MUHAMMADIYAH.OR.ID, YOGYAKARTA — Sejak era 1980-an, seiring dengan gelombang modernisasi pada masa Orde Baru, muncul kebutuhan dan semangat pencaharian menuju spiritualitas dalam kalangan menengah ke atas. Fenomena ini, sebagaimana disampaikan oleh Wakil Ketua Majelis Tarjih dan Tajdid PP Muhammadiyah, Sopa, mencerminkan pergeseran nilai dan kebutuhan akan dimensi rohaniah dalam kehidupan sehari-hari.
Djarnawi Hadikusomo, seperti terungkap dalam Suara Muhammadiyah No. 5 Maret 1980, mengungkapkan keprihatinannya terhadap persoalan spiritualitas di tubuh Muhammadiyah. Ia menyoroti penipisan jiwa keagamaan, hilangnya kesadaran spiritual, dan godaan mudah terhadap dunia materi. Pada tahun 1995, Haedar Nashir, kutip Sopa, juga menyoroti masalah ini dalam konteks “Muhammadiyah dan Rekonstruksi Spiritualitas Islam dalam Kehidupan Modern,” dengan mencatat minat tumbuh terhadap tasawwuf di kalangan urban dan kaum terpelajar.

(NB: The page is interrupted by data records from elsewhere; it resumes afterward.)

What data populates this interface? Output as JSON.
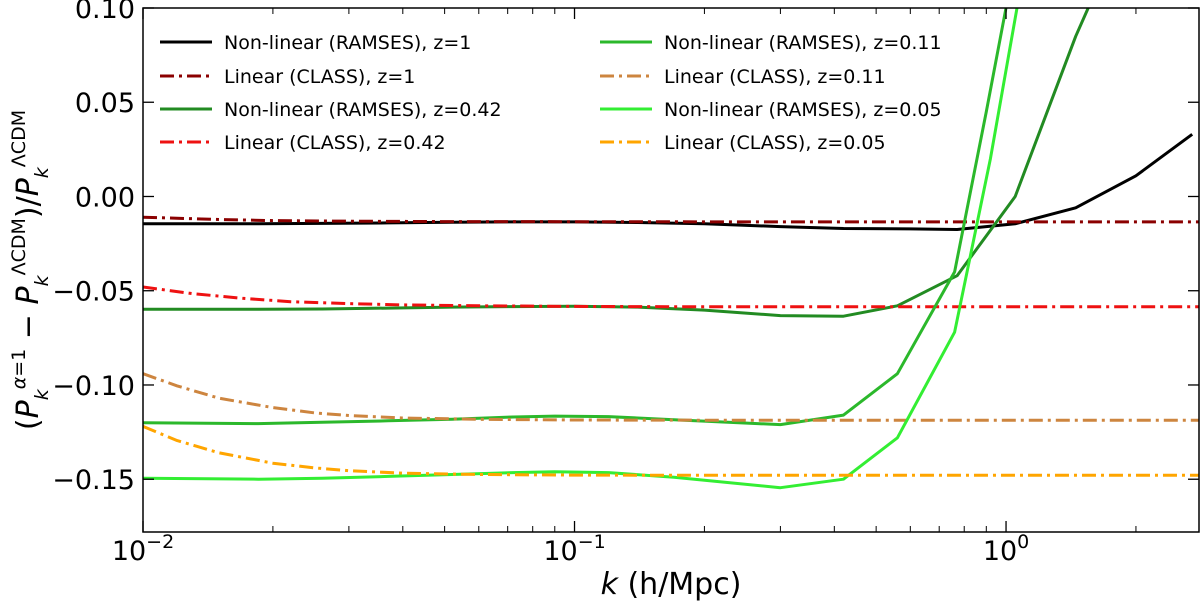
{
  "chart_data": {
    "type": "line",
    "title": "",
    "xlabel": "k  (h/Mpc)",
    "ylabel": "(P_k^{α=1} − P_k^{ΛCDM}) / P_k^{ΛCDM}",
    "xscale": "log",
    "xlim": [
      0.01,
      2.8
    ],
    "ylim": [
      -0.178,
      0.1
    ],
    "grid": false,
    "legend_position": "top (two columns)",
    "xticks": [
      {
        "value": 0.01,
        "base": "10",
        "exp": "−2"
      },
      {
        "value": 0.1,
        "base": "10",
        "exp": "−1"
      },
      {
        "value": 1,
        "base": "10",
        "exp": "0"
      }
    ],
    "yticks": [
      {
        "value": 0.1,
        "label": "0.10"
      },
      {
        "value": 0.05,
        "label": "0.05"
      },
      {
        "value": 0.0,
        "label": "0.00"
      },
      {
        "value": -0.05,
        "label": "−0.05"
      },
      {
        "value": -0.1,
        "label": "−0.10"
      },
      {
        "value": -0.15,
        "label": "−0.15"
      }
    ],
    "series": [
      {
        "name": "Non-linear (RAMSES), z=1",
        "color": "#000000",
        "dash": "solid",
        "x": [
          0.01,
          0.0185,
          0.026,
          0.037,
          0.052,
          0.072,
          0.1,
          0.14,
          0.2,
          0.3,
          0.42,
          0.6,
          0.77,
          1.05,
          1.45,
          2.0,
          2.7
        ],
        "y": [
          -0.0145,
          -0.0145,
          -0.0143,
          -0.014,
          -0.0137,
          -0.0135,
          -0.0135,
          -0.0138,
          -0.0145,
          -0.016,
          -0.017,
          -0.0172,
          -0.0175,
          -0.0145,
          -0.006,
          0.011,
          0.033
        ]
      },
      {
        "name": "Linear (CLASS), z=1",
        "color": "#8b0000",
        "dash": "dashdot",
        "x": [
          0.01,
          0.015,
          0.02,
          0.03,
          0.05,
          0.1,
          0.3,
          1,
          2.8
        ],
        "y": [
          -0.011,
          -0.0122,
          -0.0128,
          -0.0131,
          -0.0133,
          -0.0134,
          -0.0135,
          -0.0135,
          -0.0135
        ]
      },
      {
        "name": "Non-linear (RAMSES), z=0.42",
        "color": "#228b22",
        "dash": "solid",
        "x": [
          0.01,
          0.0185,
          0.026,
          0.037,
          0.052,
          0.072,
          0.1,
          0.14,
          0.2,
          0.3,
          0.42,
          0.56,
          0.77,
          1.05,
          1.45,
          1.55
        ],
        "y": [
          -0.0598,
          -0.0598,
          -0.0597,
          -0.0592,
          -0.0587,
          -0.0584,
          -0.0582,
          -0.0587,
          -0.0603,
          -0.0632,
          -0.0635,
          -0.058,
          -0.042,
          0.0,
          0.085,
          0.1
        ]
      },
      {
        "name": "Linear (CLASS), z=0.42",
        "color": "#ee1111",
        "dash": "dashdot",
        "x": [
          0.01,
          0.013,
          0.017,
          0.022,
          0.03,
          0.04,
          0.06,
          0.1,
          0.2,
          0.5,
          1,
          2.8
        ],
        "y": [
          -0.048,
          -0.0515,
          -0.054,
          -0.0558,
          -0.0568,
          -0.0575,
          -0.058,
          -0.0583,
          -0.0585,
          -0.0585,
          -0.0585,
          -0.0585
        ]
      },
      {
        "name": "Non-linear (RAMSES), z=0.11",
        "color": "#2bb82b",
        "dash": "solid",
        "x": [
          0.01,
          0.0185,
          0.026,
          0.037,
          0.052,
          0.072,
          0.09,
          0.12,
          0.17,
          0.3,
          0.42,
          0.56,
          0.76,
          0.9,
          1.0
        ],
        "y": [
          -0.12,
          -0.1205,
          -0.1198,
          -0.119,
          -0.1182,
          -0.117,
          -0.1165,
          -0.1168,
          -0.1185,
          -0.121,
          -0.116,
          -0.094,
          -0.04,
          0.045,
          0.1
        ]
      },
      {
        "name": "Linear (CLASS), z=0.11",
        "color": "#cd853f",
        "dash": "dashdot",
        "x": [
          0.01,
          0.012,
          0.015,
          0.02,
          0.025,
          0.03,
          0.04,
          0.06,
          0.1,
          0.2,
          0.5,
          1,
          2.8
        ],
        "y": [
          -0.094,
          -0.1005,
          -0.107,
          -0.112,
          -0.1148,
          -0.1162,
          -0.1175,
          -0.1182,
          -0.1186,
          -0.1187,
          -0.1187,
          -0.1187,
          -0.1187
        ]
      },
      {
        "name": "Non-linear (RAMSES), z=0.05",
        "color": "#33ee33",
        "dash": "solid",
        "x": [
          0.01,
          0.0185,
          0.026,
          0.037,
          0.052,
          0.072,
          0.09,
          0.12,
          0.17,
          0.3,
          0.42,
          0.56,
          0.76,
          0.92,
          1.06
        ],
        "y": [
          -0.1495,
          -0.15,
          -0.1495,
          -0.1485,
          -0.1475,
          -0.1465,
          -0.146,
          -0.1465,
          -0.149,
          -0.1545,
          -0.15,
          -0.128,
          -0.072,
          0.02,
          0.1
        ]
      },
      {
        "name": "Linear (CLASS), z=0.05",
        "color": "#ffa500",
        "dash": "dashdot",
        "x": [
          0.01,
          0.012,
          0.015,
          0.02,
          0.025,
          0.03,
          0.04,
          0.06,
          0.1,
          0.2,
          0.5,
          1,
          2.8
        ],
        "y": [
          -0.122,
          -0.1295,
          -0.136,
          -0.1415,
          -0.144,
          -0.1455,
          -0.1468,
          -0.1475,
          -0.1478,
          -0.1479,
          -0.1479,
          -0.1479,
          -0.1479
        ]
      }
    ]
  }
}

“Persoalannya, warga Muhammadiyah sangat menghindari mistisisme yang mengandung keyakinan-keyakinan yang dipandang asing dari Islam, seperti wahdatul wujud,” terang Sopa dalam Pengajian Tarjih pada Rabu (11/01).

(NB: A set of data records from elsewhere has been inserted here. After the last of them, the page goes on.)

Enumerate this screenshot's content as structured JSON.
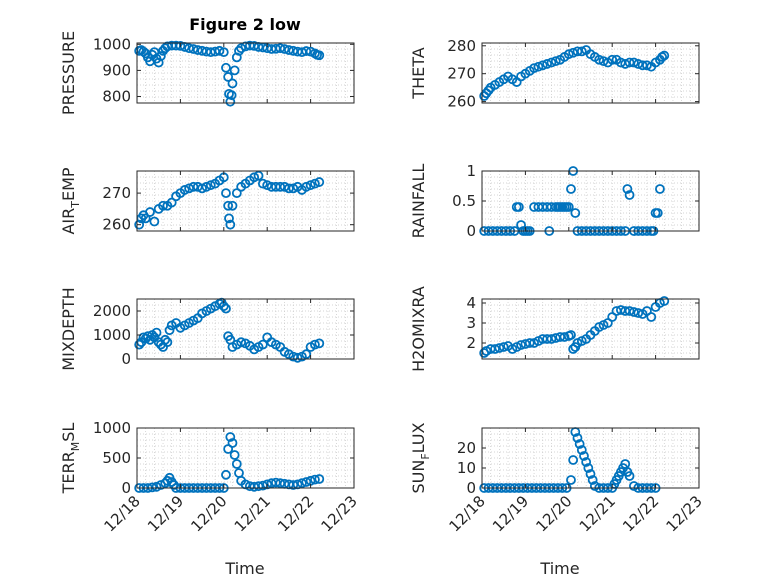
{
  "figure": {
    "title": "Figure 2 low",
    "xlabel_left": "Time",
    "xlabel_right": "Time",
    "x_ticks": [
      "12/18",
      "12/19",
      "12/20",
      "12/21",
      "12/22",
      "12/23"
    ]
  },
  "colors": {
    "marker": "#0072BD",
    "axis": "#262626",
    "grid": "#c8c8c8",
    "background": "#ffffff"
  },
  "chart_data": [
    {
      "type": "scatter",
      "id": "pressure",
      "ylabel": "PRESSURE",
      "title": "Figure 2 low",
      "xlim": [
        0,
        5
      ],
      "ylim": [
        775,
        1005
      ],
      "yticks": [
        800,
        900,
        1000
      ],
      "x": [
        0.05,
        0.1,
        0.15,
        0.2,
        0.25,
        0.3,
        0.35,
        0.4,
        0.45,
        0.5,
        0.55,
        0.6,
        0.65,
        0.7,
        0.8,
        0.9,
        1.0,
        1.1,
        1.2,
        1.3,
        1.4,
        1.5,
        1.6,
        1.7,
        1.8,
        1.9,
        2.0,
        2.05,
        2.1,
        2.12,
        2.15,
        2.18,
        2.2,
        2.25,
        2.3,
        2.35,
        2.4,
        2.5,
        2.6,
        2.7,
        2.8,
        2.9,
        3.0,
        3.1,
        3.2,
        3.3,
        3.4,
        3.5,
        3.6,
        3.7,
        3.8,
        3.9,
        4.0,
        4.1,
        4.15,
        4.2
      ],
      "y": [
        975,
        978,
        972,
        965,
        950,
        935,
        960,
        970,
        945,
        930,
        955,
        975,
        985,
        992,
        995,
        995,
        994,
        990,
        985,
        982,
        978,
        975,
        972,
        970,
        972,
        975,
        970,
        910,
        875,
        810,
        780,
        805,
        850,
        900,
        950,
        975,
        985,
        992,
        995,
        994,
        990,
        988,
        985,
        982,
        983,
        985,
        982,
        978,
        975,
        972,
        970,
        974,
        972,
        965,
        960,
        958
      ]
    },
    {
      "type": "scatter",
      "id": "theta",
      "ylabel": "THETA",
      "xlim": [
        0,
        5
      ],
      "ylim": [
        259.5,
        281
      ],
      "yticks": [
        260,
        270,
        280
      ],
      "x": [
        0.05,
        0.1,
        0.15,
        0.2,
        0.3,
        0.4,
        0.5,
        0.6,
        0.7,
        0.8,
        0.9,
        1.0,
        1.1,
        1.2,
        1.3,
        1.4,
        1.5,
        1.6,
        1.7,
        1.8,
        1.9,
        2.0,
        2.1,
        2.2,
        2.3,
        2.4,
        2.5,
        2.6,
        2.7,
        2.8,
        2.9,
        3.0,
        3.1,
        3.2,
        3.3,
        3.4,
        3.5,
        3.6,
        3.7,
        3.8,
        3.9,
        4.0,
        4.1,
        4.15,
        4.2
      ],
      "y": [
        262,
        263,
        264,
        265,
        266,
        267,
        268,
        269,
        268,
        267,
        269,
        270,
        271,
        272,
        272.5,
        273,
        273.5,
        274,
        274.5,
        275,
        276,
        277,
        277.5,
        278,
        278,
        278.5,
        277,
        276,
        275,
        274.5,
        274,
        275,
        275,
        274,
        273.5,
        274,
        274,
        273.5,
        273,
        273,
        272.5,
        274,
        275,
        276,
        276.5
      ]
    },
    {
      "type": "scatter",
      "id": "air_temp",
      "ylabel": "AIR_TEMP",
      "xlim": [
        0,
        5
      ],
      "ylim": [
        258,
        277
      ],
      "yticks": [
        260,
        270
      ],
      "x": [
        0.05,
        0.1,
        0.15,
        0.2,
        0.3,
        0.4,
        0.5,
        0.6,
        0.7,
        0.8,
        0.9,
        1.0,
        1.1,
        1.2,
        1.3,
        1.4,
        1.5,
        1.6,
        1.7,
        1.8,
        1.9,
        2.0,
        2.05,
        2.1,
        2.12,
        2.15,
        2.2,
        2.3,
        2.4,
        2.5,
        2.6,
        2.7,
        2.8,
        2.9,
        3.0,
        3.1,
        3.2,
        3.3,
        3.4,
        3.5,
        3.6,
        3.7,
        3.8,
        3.9,
        4.0,
        4.1,
        4.2
      ],
      "y": [
        260,
        262,
        263,
        262,
        264,
        261,
        265,
        266,
        266,
        267,
        269,
        270,
        271,
        271.5,
        272,
        272,
        271.5,
        272,
        272.5,
        273,
        274,
        275,
        270,
        266,
        262,
        260,
        266,
        270,
        272,
        273,
        274,
        275,
        275.5,
        273,
        272.5,
        272,
        272,
        272,
        272,
        271.5,
        271.5,
        272,
        271,
        272,
        272.5,
        273,
        273.5
      ]
    },
    {
      "type": "scatter",
      "id": "rainfall",
      "ylabel": "RAINFALL",
      "xlim": [
        0,
        5
      ],
      "ylim": [
        0,
        1
      ],
      "yticks": [
        0,
        0.5,
        1
      ],
      "x": [
        0.05,
        0.15,
        0.25,
        0.35,
        0.45,
        0.55,
        0.65,
        0.75,
        0.8,
        0.85,
        0.9,
        0.95,
        1.0,
        1.05,
        1.1,
        1.2,
        1.3,
        1.4,
        1.5,
        1.55,
        1.6,
        1.7,
        1.75,
        1.8,
        1.85,
        1.9,
        1.95,
        2.0,
        2.05,
        2.1,
        2.15,
        2.2,
        2.3,
        2.4,
        2.5,
        2.6,
        2.7,
        2.8,
        2.9,
        3.0,
        3.1,
        3.2,
        3.3,
        3.35,
        3.4,
        3.5,
        3.6,
        3.7,
        3.8,
        3.9,
        3.95,
        4.0,
        4.05,
        4.1
      ],
      "y": [
        0,
        0,
        0,
        0,
        0,
        0,
        0,
        0,
        0.4,
        0.4,
        0.1,
        0,
        0,
        0,
        0,
        0.4,
        0.4,
        0.4,
        0.4,
        0,
        0.4,
        0.4,
        0.4,
        0.4,
        0.4,
        0.4,
        0.4,
        0.4,
        0.7,
        1.0,
        0.3,
        0,
        0,
        0,
        0,
        0,
        0,
        0,
        0,
        0,
        0,
        0,
        0,
        0.7,
        0.6,
        0,
        0,
        0,
        0,
        0,
        0,
        0.3,
        0.3,
        0.7
      ]
    },
    {
      "type": "scatter",
      "id": "mixdepth",
      "ylabel": "MIXDEPTH",
      "xlim": [
        0,
        5
      ],
      "ylim": [
        0,
        2500
      ],
      "yticks": [
        0,
        1000,
        2000
      ],
      "x": [
        0.05,
        0.1,
        0.15,
        0.2,
        0.25,
        0.3,
        0.35,
        0.4,
        0.45,
        0.5,
        0.55,
        0.6,
        0.65,
        0.7,
        0.75,
        0.8,
        0.9,
        1.0,
        1.1,
        1.2,
        1.3,
        1.4,
        1.5,
        1.6,
        1.7,
        1.8,
        1.9,
        1.95,
        2.0,
        2.05,
        2.1,
        2.15,
        2.2,
        2.3,
        2.4,
        2.5,
        2.6,
        2.7,
        2.8,
        2.9,
        3.0,
        3.1,
        3.2,
        3.3,
        3.4,
        3.5,
        3.6,
        3.7,
        3.8,
        3.9,
        4.0,
        4.1,
        4.2
      ],
      "y": [
        600,
        700,
        900,
        850,
        950,
        800,
        1000,
        900,
        1100,
        700,
        600,
        500,
        800,
        700,
        1200,
        1400,
        1500,
        1300,
        1400,
        1500,
        1600,
        1700,
        1900,
        2000,
        2100,
        2200,
        2300,
        2350,
        2200,
        2100,
        950,
        800,
        500,
        600,
        700,
        650,
        550,
        400,
        500,
        600,
        900,
        700,
        600,
        500,
        300,
        200,
        100,
        50,
        100,
        200,
        500,
        600,
        650
      ]
    },
    {
      "type": "scatter",
      "id": "h2omixra",
      "ylabel": "H2OMIXRA",
      "xlim": [
        0,
        5
      ],
      "ylim": [
        1.2,
        4.2
      ],
      "yticks": [
        2,
        3,
        4
      ],
      "x": [
        0.05,
        0.1,
        0.2,
        0.3,
        0.4,
        0.5,
        0.6,
        0.7,
        0.8,
        0.9,
        1.0,
        1.1,
        1.2,
        1.3,
        1.4,
        1.5,
        1.6,
        1.7,
        1.8,
        1.9,
        2.0,
        2.05,
        2.1,
        2.15,
        2.2,
        2.3,
        2.4,
        2.5,
        2.6,
        2.7,
        2.8,
        2.9,
        3.0,
        3.1,
        3.2,
        3.3,
        3.4,
        3.5,
        3.6,
        3.7,
        3.8,
        3.9,
        4.0,
        4.1,
        4.2
      ],
      "y": [
        1.5,
        1.6,
        1.7,
        1.7,
        1.75,
        1.8,
        1.85,
        1.7,
        1.8,
        1.9,
        1.95,
        2.0,
        2.0,
        2.1,
        2.2,
        2.2,
        2.2,
        2.25,
        2.3,
        2.3,
        2.35,
        2.4,
        1.7,
        1.8,
        2.0,
        2.1,
        2.2,
        2.4,
        2.6,
        2.8,
        2.9,
        3.0,
        3.3,
        3.6,
        3.65,
        3.6,
        3.6,
        3.55,
        3.5,
        3.45,
        3.6,
        3.3,
        3.8,
        4.0,
        4.1
      ]
    },
    {
      "type": "scatter",
      "id": "terr_msl",
      "ylabel": "TERR_MSL",
      "xlim": [
        0,
        5
      ],
      "ylim": [
        0,
        1000
      ],
      "yticks": [
        0,
        500,
        1000
      ],
      "x": [
        0.05,
        0.15,
        0.25,
        0.35,
        0.45,
        0.55,
        0.65,
        0.7,
        0.75,
        0.8,
        0.85,
        0.9,
        1.0,
        1.1,
        1.2,
        1.3,
        1.4,
        1.5,
        1.6,
        1.7,
        1.8,
        1.9,
        2.0,
        2.05,
        2.1,
        2.15,
        2.2,
        2.25,
        2.3,
        2.35,
        2.4,
        2.5,
        2.6,
        2.7,
        2.8,
        2.9,
        3.0,
        3.1,
        3.2,
        3.3,
        3.4,
        3.5,
        3.6,
        3.7,
        3.8,
        3.9,
        4.0,
        4.1,
        4.2
      ],
      "y": [
        0,
        0,
        0,
        10,
        20,
        50,
        80,
        120,
        170,
        100,
        50,
        0,
        0,
        0,
        0,
        0,
        0,
        0,
        0,
        0,
        0,
        0,
        0,
        220,
        650,
        850,
        750,
        550,
        400,
        250,
        120,
        60,
        30,
        20,
        30,
        40,
        60,
        80,
        90,
        80,
        70,
        60,
        50,
        60,
        80,
        100,
        120,
        140,
        150
      ]
    },
    {
      "type": "scatter",
      "id": "sun_flux",
      "ylabel": "SUN_FLUX",
      "xlim": [
        0,
        5
      ],
      "ylim": [
        0,
        30
      ],
      "yticks": [
        0,
        10,
        20
      ],
      "x": [
        0.05,
        0.15,
        0.25,
        0.35,
        0.45,
        0.55,
        0.65,
        0.75,
        0.85,
        0.95,
        1.05,
        1.15,
        1.25,
        1.35,
        1.45,
        1.55,
        1.65,
        1.75,
        1.85,
        1.95,
        2.05,
        2.1,
        2.15,
        2.2,
        2.25,
        2.3,
        2.35,
        2.4,
        2.45,
        2.5,
        2.55,
        2.6,
        2.7,
        2.8,
        2.9,
        3.0,
        3.05,
        3.1,
        3.15,
        3.2,
        3.25,
        3.3,
        3.35,
        3.4,
        3.5,
        3.6,
        3.7,
        3.8,
        3.9,
        4.0
      ],
      "y": [
        0,
        0,
        0,
        0,
        0,
        0,
        0,
        0,
        0,
        0,
        0,
        0,
        0,
        0,
        0,
        0,
        0,
        0,
        0,
        0,
        4,
        14,
        28,
        25,
        22,
        19,
        16,
        13,
        10,
        7,
        4,
        1,
        0,
        0,
        0,
        0,
        2,
        4,
        6,
        8,
        10,
        12,
        8,
        6,
        1,
        0,
        0,
        0,
        0,
        0
      ]
    }
  ]
}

Sejak tahun 1980-an hingga 1990-an, diskusi mengenai tajdid dan autokritik terhadap kondisi persyarikatan, menurut Sopa terus mengemuka. Perkembangan pemikiran keagamaan yang datang dari luar negeri maupun revitalisasi pemikiran di dalam negeri menarik minat warga Muhammadiyah. Kondisi ini membuat warga Muhammadiyah kadang merasa menemukan oase keagamaannya di sana. Karenanya pemenuhan spiritual yang berasal dari tasawwuf dianggap penting dalam menghadapi tantangan modernitas.
Pada tahun 2000, Musyawarah Nasional Tarjih ke-25 di Jakarta akhirnya menghasilkan penyempurnaan rumusan berijtihad di Muhammadiyah dengan menggunakan pendekatan “bayani, burhani, dan irfani,” yang menjadi pilar Manhaj Muhammadiyah.

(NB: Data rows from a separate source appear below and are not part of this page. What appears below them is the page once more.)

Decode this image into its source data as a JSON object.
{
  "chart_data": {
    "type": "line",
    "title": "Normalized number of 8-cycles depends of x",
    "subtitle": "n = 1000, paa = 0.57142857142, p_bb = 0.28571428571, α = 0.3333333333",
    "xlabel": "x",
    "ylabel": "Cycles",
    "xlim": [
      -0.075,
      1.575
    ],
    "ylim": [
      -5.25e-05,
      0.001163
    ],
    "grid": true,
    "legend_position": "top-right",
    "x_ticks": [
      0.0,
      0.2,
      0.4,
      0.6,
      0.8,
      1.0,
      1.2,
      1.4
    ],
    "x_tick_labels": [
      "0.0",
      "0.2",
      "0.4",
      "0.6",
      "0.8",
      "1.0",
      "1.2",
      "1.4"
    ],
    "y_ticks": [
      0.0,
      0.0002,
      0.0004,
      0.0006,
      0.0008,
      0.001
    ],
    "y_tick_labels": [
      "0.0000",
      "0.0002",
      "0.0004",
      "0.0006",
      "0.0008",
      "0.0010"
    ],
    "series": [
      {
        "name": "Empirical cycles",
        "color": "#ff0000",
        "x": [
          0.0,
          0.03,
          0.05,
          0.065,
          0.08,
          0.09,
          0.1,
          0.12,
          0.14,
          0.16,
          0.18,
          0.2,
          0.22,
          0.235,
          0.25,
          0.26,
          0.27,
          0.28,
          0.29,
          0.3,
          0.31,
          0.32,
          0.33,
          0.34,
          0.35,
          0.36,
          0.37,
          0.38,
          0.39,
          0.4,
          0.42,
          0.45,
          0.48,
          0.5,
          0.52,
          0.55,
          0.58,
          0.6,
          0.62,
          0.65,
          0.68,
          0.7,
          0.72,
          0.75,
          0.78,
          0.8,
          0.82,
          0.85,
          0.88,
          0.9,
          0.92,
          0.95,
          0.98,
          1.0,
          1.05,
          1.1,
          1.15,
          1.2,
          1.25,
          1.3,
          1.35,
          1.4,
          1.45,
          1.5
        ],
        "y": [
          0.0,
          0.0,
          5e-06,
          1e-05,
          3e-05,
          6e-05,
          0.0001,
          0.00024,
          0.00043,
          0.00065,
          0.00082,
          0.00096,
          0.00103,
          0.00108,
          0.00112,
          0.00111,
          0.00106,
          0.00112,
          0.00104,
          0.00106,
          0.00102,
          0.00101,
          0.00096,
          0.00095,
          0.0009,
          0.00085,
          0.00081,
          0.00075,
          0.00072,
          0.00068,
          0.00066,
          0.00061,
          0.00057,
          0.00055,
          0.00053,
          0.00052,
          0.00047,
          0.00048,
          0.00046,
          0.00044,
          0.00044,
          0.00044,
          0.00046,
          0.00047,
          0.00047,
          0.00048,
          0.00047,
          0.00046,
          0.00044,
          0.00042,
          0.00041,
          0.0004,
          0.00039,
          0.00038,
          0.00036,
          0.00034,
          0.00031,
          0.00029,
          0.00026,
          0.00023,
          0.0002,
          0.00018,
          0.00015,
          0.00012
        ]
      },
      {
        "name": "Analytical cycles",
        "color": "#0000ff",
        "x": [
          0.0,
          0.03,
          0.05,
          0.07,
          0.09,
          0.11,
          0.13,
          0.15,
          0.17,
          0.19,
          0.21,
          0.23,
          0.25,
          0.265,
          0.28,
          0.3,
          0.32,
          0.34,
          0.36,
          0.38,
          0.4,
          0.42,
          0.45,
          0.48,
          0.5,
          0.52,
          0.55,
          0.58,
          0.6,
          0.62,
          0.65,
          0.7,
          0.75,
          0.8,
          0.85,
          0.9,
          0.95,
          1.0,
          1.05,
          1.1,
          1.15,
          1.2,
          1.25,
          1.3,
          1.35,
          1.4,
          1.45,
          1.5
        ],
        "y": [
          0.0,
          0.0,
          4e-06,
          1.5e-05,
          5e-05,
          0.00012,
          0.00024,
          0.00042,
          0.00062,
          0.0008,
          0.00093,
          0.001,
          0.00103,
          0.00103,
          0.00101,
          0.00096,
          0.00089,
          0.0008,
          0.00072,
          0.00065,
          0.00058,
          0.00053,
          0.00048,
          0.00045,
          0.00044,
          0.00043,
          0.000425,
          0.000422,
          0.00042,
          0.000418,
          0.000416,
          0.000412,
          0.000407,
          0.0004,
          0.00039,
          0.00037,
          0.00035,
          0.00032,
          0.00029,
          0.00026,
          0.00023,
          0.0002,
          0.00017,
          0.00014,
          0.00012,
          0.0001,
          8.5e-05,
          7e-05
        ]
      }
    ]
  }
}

Pendekatan bayani mengacu pada respons terhadap permasalahan dengan berlandaskan nash-nash syariah, sementara pendekatan burhani melibatkan ilmu pengetahuan umum untuk menanggapi beragam persoalan. Pendekatan irfani menekankan peningkatan kepekaan nurani dan intuisi batin melalui pembersihan jiwa.
Mengutip pandangan Haedar Nashir, Ketua Umum Pimpinan Pusat Muhammadiyah, Sopa menegaskan pentingnya warga Muhammadiyah memegang teguh ketiga pendekatan tersebut sebagai Manhaj Muhammadiyah. Kesatuan tiga pendekatan tersebut, yakni bayani, burhani, dan irfani, menjadi ciri khas Muhammadiyah dalam menjawab tantangan dan kebutuhan spiritualitas di era modern ini.